PHOENIX — Undeterred by voter rejection more than a year ago, a top House Republican is working to keep payday lending alive in Arizona beyond June 30.

House Majority Whip Andy Tobin, R-Paulden, said he is concerned about the 3,000 people who work in the industry who will be out of a job on July 1 unless the law is changed to continue to allow the short-term, high-interest loans.

He also said there is an apparent need for the loans, and the state should not tell businesses they can’t operate or restrict consumers’ access to loans.

Tobin said the plan he is sponsoring as HB 2161 is substantially different from what voters rejected in 2008 by a 3-2 margin. An analysis of Tobin’s legislation, however, shows most key provisions are virtually the same as the 2008 ballot measure, which was written by payday lenders and backed by a $14.7 million campaign.

Both include:

• Allowing lenders to charge up to $15 for every $100 borrowed, which translates to an effective annual interest rate of about 390 percent.

• Repealing an existing law that allows unpaid loans to be “rolled over” up to three times for an additional fee.

• Banning lenders from charging borrowers more than twice for the same bounced check.

• Giving borrowers who can’t repay the money at the end of the loan a payment plan, without interest, to come up with the money.

There are differences from the failed 2008 ballot measure, however.

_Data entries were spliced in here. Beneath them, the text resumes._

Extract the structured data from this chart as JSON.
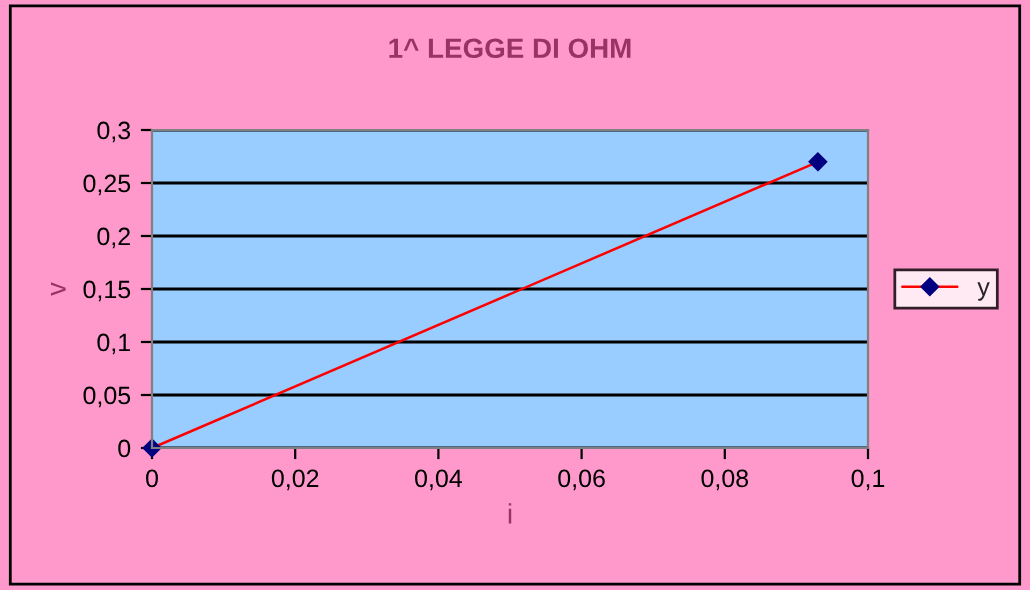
{
  "chart_data": {
    "type": "line",
    "title": "1^ LEGGE DI OHM",
    "xlabel": "i",
    "ylabel": "v",
    "x": [
      0,
      0.093
    ],
    "series": [
      {
        "name": "y",
        "type": "line",
        "color": "#ff0000",
        "values": [
          0,
          0.27
        ]
      }
    ],
    "xlim": [
      0,
      0.1
    ],
    "xticks": [
      0,
      {
        "value": 0.02,
        "label": "0,02"
      },
      {
        "value": 0.04,
        "label": "0,04"
      },
      {
        "value": 0.06,
        "label": "0,06"
      },
      {
        "value": 0.08,
        "label": "0,08"
      },
      {
        "value": 0.1,
        "label": "0,1"
      }
    ],
    "ylim": [
      0,
      0.3
    ],
    "yticks": [
      0,
      {
        "value": 0.05,
        "label": "0,05"
      },
      {
        "value": 0.1,
        "label": "0,1"
      },
      {
        "value": 0.15,
        "label": "0,15"
      },
      {
        "value": 0.2,
        "label": "0,2"
      },
      {
        "value": 0.25,
        "label": "0,25"
      },
      {
        "value": 0.3,
        "label": "0,3"
      }
    ],
    "grid": "y",
    "legend": "right",
    "marker": "diamond",
    "line_style": "solid"
  }
}
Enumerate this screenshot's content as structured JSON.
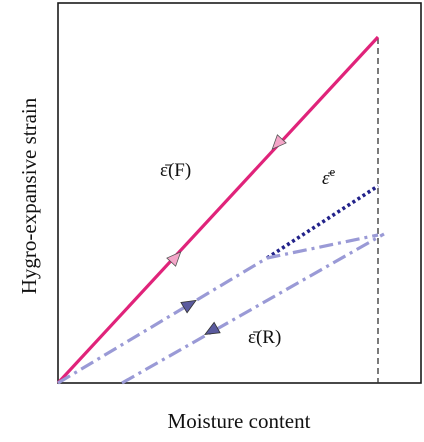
{
  "axes": {
    "xlabel": "Moisture content",
    "ylabel": "Hygro-expansive strain"
  },
  "labels": {
    "free": "ε̄(F)",
    "restrained": "ε̄(R)",
    "elastic_base": "ε̄",
    "elastic_sup": "e"
  },
  "colors": {
    "free_line": "#e0237a",
    "restrained_line": "#9a9ad6",
    "elastic_line": "#22228a",
    "arrow_free": "#f4a6c8",
    "arrow_restrained": "#5a5a9e",
    "guide": "#333333"
  }
}
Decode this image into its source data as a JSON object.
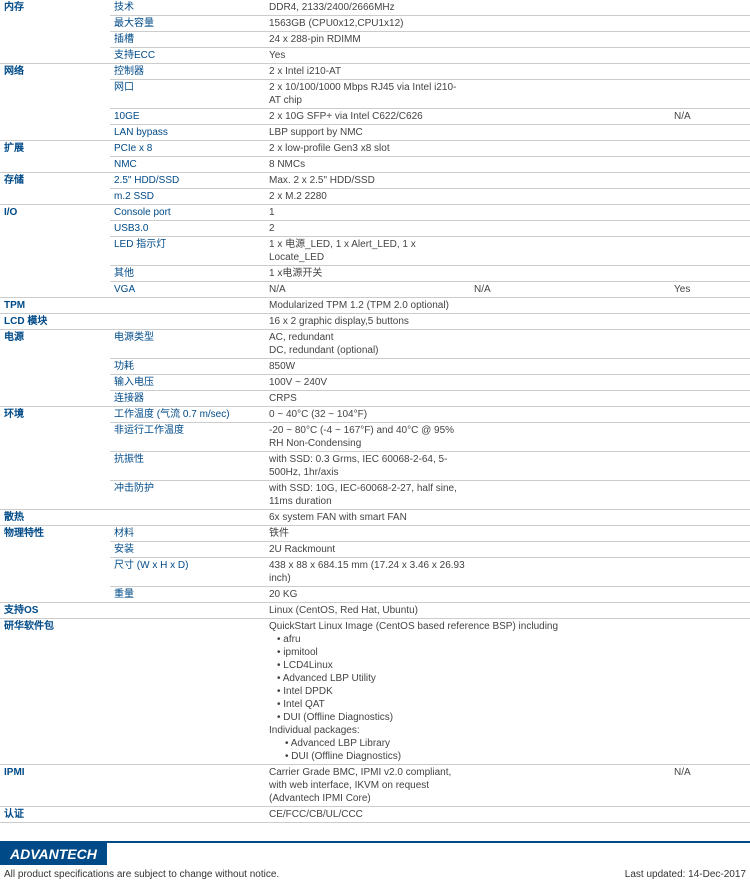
{
  "rows": [
    {
      "cat": "内存",
      "items": [
        {
          "label": "技术",
          "v1": "DDR4, 2133/2400/2666MHz"
        },
        {
          "label": "最大容量",
          "v1": "1563GB (CPU0x12,CPU1x12)"
        },
        {
          "label": "插槽",
          "v1": "24 x 288-pin RDIMM"
        },
        {
          "label": "支持ECC",
          "v1": "Yes"
        }
      ]
    },
    {
      "cat": "网络",
      "items": [
        {
          "label": "控制器",
          "v1": "2 x Intel i210-AT"
        },
        {
          "label": "网口",
          "v1": "2 x 10/100/1000 Mbps RJ45 via Intel i210-AT chip"
        },
        {
          "label": "10GE",
          "v1": "2 x 10G SFP+ via Intel C622/C626",
          "v2": "",
          "v3": "N/A"
        },
        {
          "label": "LAN bypass",
          "v1": "LBP support by NMC"
        }
      ]
    },
    {
      "cat": "扩展",
      "items": [
        {
          "label": "PCIe x 8",
          "v1": "2 x low-profile Gen3 x8 slot"
        },
        {
          "label": "NMC",
          "v1": "8 NMCs"
        }
      ]
    },
    {
      "cat": "存储",
      "items": [
        {
          "label": "2.5\" HDD/SSD",
          "v1": "Max. 2 x 2.5\" HDD/SSD"
        },
        {
          "label": "m.2 SSD",
          "v1": "2 x M.2 2280"
        }
      ]
    },
    {
      "cat": "I/O",
      "items": [
        {
          "label": "Console port",
          "v1": "1"
        },
        {
          "label": "USB3.0",
          "v1": "2"
        },
        {
          "label": "LED 指示灯",
          "v1": "1 x 电源_LED, 1 x Alert_LED, 1 x Locate_LED"
        },
        {
          "label": "其他",
          "v1": "1 x电源开关"
        },
        {
          "label": "VGA",
          "v1": "N/A",
          "v2": "N/A",
          "v3": "Yes"
        }
      ]
    },
    {
      "cat": "TPM",
      "items": [
        {
          "label": "",
          "v1": "Modularized TPM 1.2 (TPM 2.0 optional)"
        }
      ]
    },
    {
      "cat": "LCD 模块",
      "items": [
        {
          "label": "",
          "v1": "16 x 2 graphic display,5 buttons"
        }
      ]
    },
    {
      "cat": "电源",
      "items": [
        {
          "label": "电源类型",
          "v1": "AC, redundant\nDC, redundant (optional)"
        },
        {
          "label": "功耗",
          "v1": "850W"
        },
        {
          "label": "输入电压",
          "v1": "100V ~ 240V"
        },
        {
          "label": "连接器",
          "v1": "CRPS"
        }
      ]
    },
    {
      "cat": "环境",
      "items": [
        {
          "label": "工作温度 (气流 0.7 m/sec)",
          "v1": "0 ~ 40°C (32 ~ 104°F)"
        },
        {
          "label": "非运行工作温度",
          "v1": "-20 ~ 80°C (-4 ~ 167°F) and 40°C @ 95% RH Non-Condensing"
        },
        {
          "label": "抗振性",
          "v1": "with SSD: 0.3 Grms, IEC 60068-2-64, 5-500Hz, 1hr/axis"
        },
        {
          "label": "冲击防护",
          "v1": "with SSD: 10G, IEC-60068-2-27, half sine, 11ms duration"
        }
      ]
    },
    {
      "cat": "散热",
      "items": [
        {
          "label": "",
          "v1": "6x system FAN with smart FAN"
        }
      ]
    },
    {
      "cat": "物理特性",
      "items": [
        {
          "label": "材料",
          "v1": "铁件"
        },
        {
          "label": "安装",
          "v1": "2U Rackmount"
        },
        {
          "label": "尺寸 (W x H x D)",
          "v1": "438 x 88 x 684.15 mm (17.24 x 3.46 x 26.93 inch)"
        },
        {
          "label": "重量",
          "v1": "20 KG"
        }
      ]
    },
    {
      "cat": "支持OS",
      "items": [
        {
          "label": "",
          "v1": "Linux (CentOS, Red Hat, Ubuntu)"
        }
      ]
    }
  ],
  "software": {
    "cat": "研华软件包",
    "intro": "QuickStart Linux Image (CentOS based reference BSP) including",
    "list1": [
      "afru",
      "ipmitool",
      "LCD4Linux",
      "Advanced LBP Utility",
      "Intel DPDK",
      "Intel QAT",
      "DUI (Offline Diagnostics)"
    ],
    "intro2": "Individual packages:",
    "list2": [
      "Advanced LBP Library",
      "DUI (Offline Diagnostics)"
    ]
  },
  "ipmi": {
    "cat": "IPMI",
    "v1": "Carrier Grade BMC, IPMI v2.0 compliant, with web interface, IKVM on request (Advantech IPMI Core)",
    "v3": "N/A"
  },
  "cert": {
    "cat": "认证",
    "v1": "CE/FCC/CB/UL/CCC"
  },
  "logo": "ADVANTECH",
  "footer_left": "All product specifications are subject to change without notice.",
  "footer_right": "Last updated: 14-Dec-2017"
}
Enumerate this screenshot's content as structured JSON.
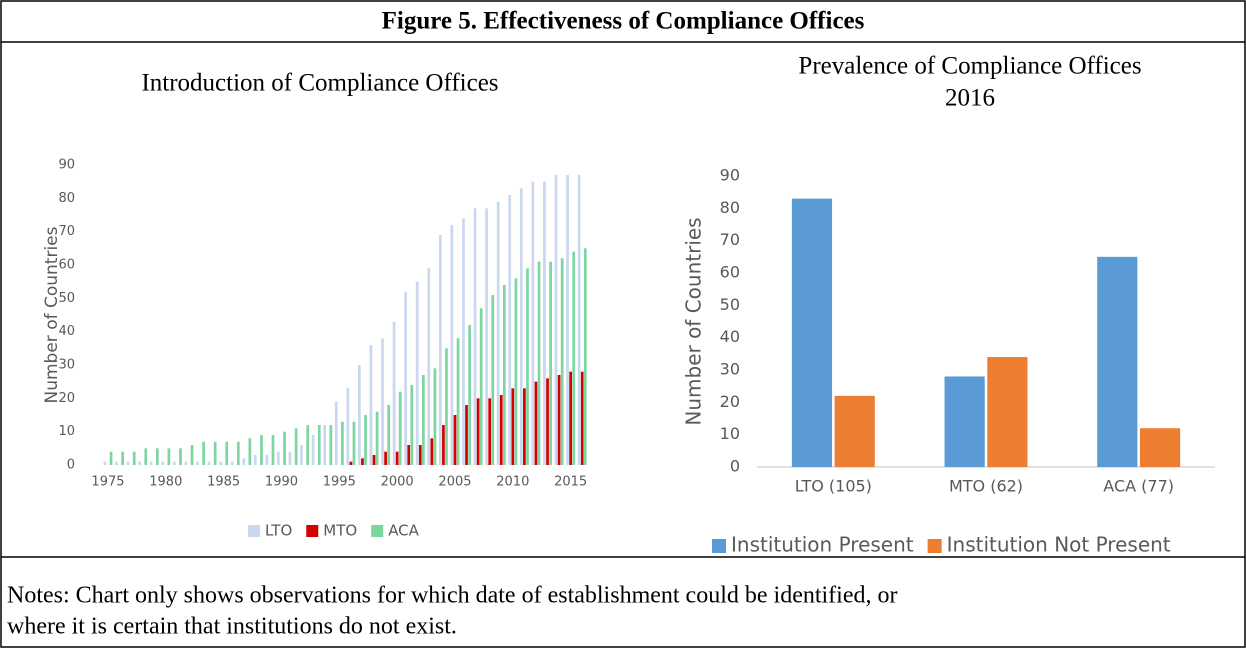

Tobin’s HB 2161 would:

• Require lenders to use a “commercially reasonable method” to verify an that applicant for a new payday loan does not already have an outstanding loan somewhere else.

• Give borrowers up to two business days to back out of a loan without owing anything.

• Require lenders to report the total number and amount of loans and average annual percentage rate to the state. Only aggregate numbers from all lenders would be made public, however.

Before 2000, loans with annual interest rates of more than 36 percent were illegal. That year, industry lobbyists persuaded lawmakers to approve what are technically called “deferred-presentment transactions.”

In essence, a borrower writes out a check for up to $500 plus a fee, a check that both parties know is not good. The lender advances the money, minus the fee, with a promise not to cash it for a fixed period, usually up to two weeks.

But lawmakers, cautious about the new loans, agreed to only a temporary trial: The legal exemption from the 36 percent interest cap expires on June 30. The 2008 industry-sponsored measure would have made the exemption permanent.

Efforts to keep payday lending legal despite the 2008 vote are getting a mixed reaction among Republicans who control the Legislature.

Rep. Michele Reagan, R-Scottsdale, said voters may not have fully understood the issue.

She said the fees seem incredibly high when translated into what is an “astronomical” triple-digit annual percentage rate. Reagan said that’s the wrong way to look at it.

“It costs more to bounce a check,” she said. “So if you need a bag of groceries and the two options are go to write a bad check or go to one of these places, it’s actually a benefit and cheaper” to borrow from a payday lender.

But Rep. Frank Antenori, R-Tucson, said he wants the industry to go away.

“I saw what they did to my soldiers when I was in the military,” he said.

“They relentlessly get you into a cycle of having to come in, renew your loans, pay the fees,” Antenori explained. “It buries people.”

He said the fact HB 2161 would not permit loan “rollovers” does not make it acceptable.

“I would rather find a way to work with banks and credit unions to find a way to provide high-risk, short-term loans with a reasonable interest rate,” Antenori said. He defined such loans as less than 40 percent interest a year, with a requirement for anyone who takes one of these loans to complete a financial literacy course.

However, Rep. Cecil Ash, R-Mesa, said he has no problem with the loans if borrowers understand upfront the costs involved.

“There’s obviously a need that is being filled by these stores,” he said. Ash said he fears that if payday lending is made illegal, those who need small amounts of money will find ways of getting it, whether through unregulated loan sharks or by hitting up relatives.

“And I’d rather have a store giving it to them than me,” Ash said.

Tobin has an uphill battle: For the law to take effect by June 30 — the last day payday lenders can legally operate in Arizona — he needs the votes of two-thirds of both the House and Senate.

That means he needs Democratic support. And most Democrats, including Attorney General Terry Goddard, want the industry out of Arizona.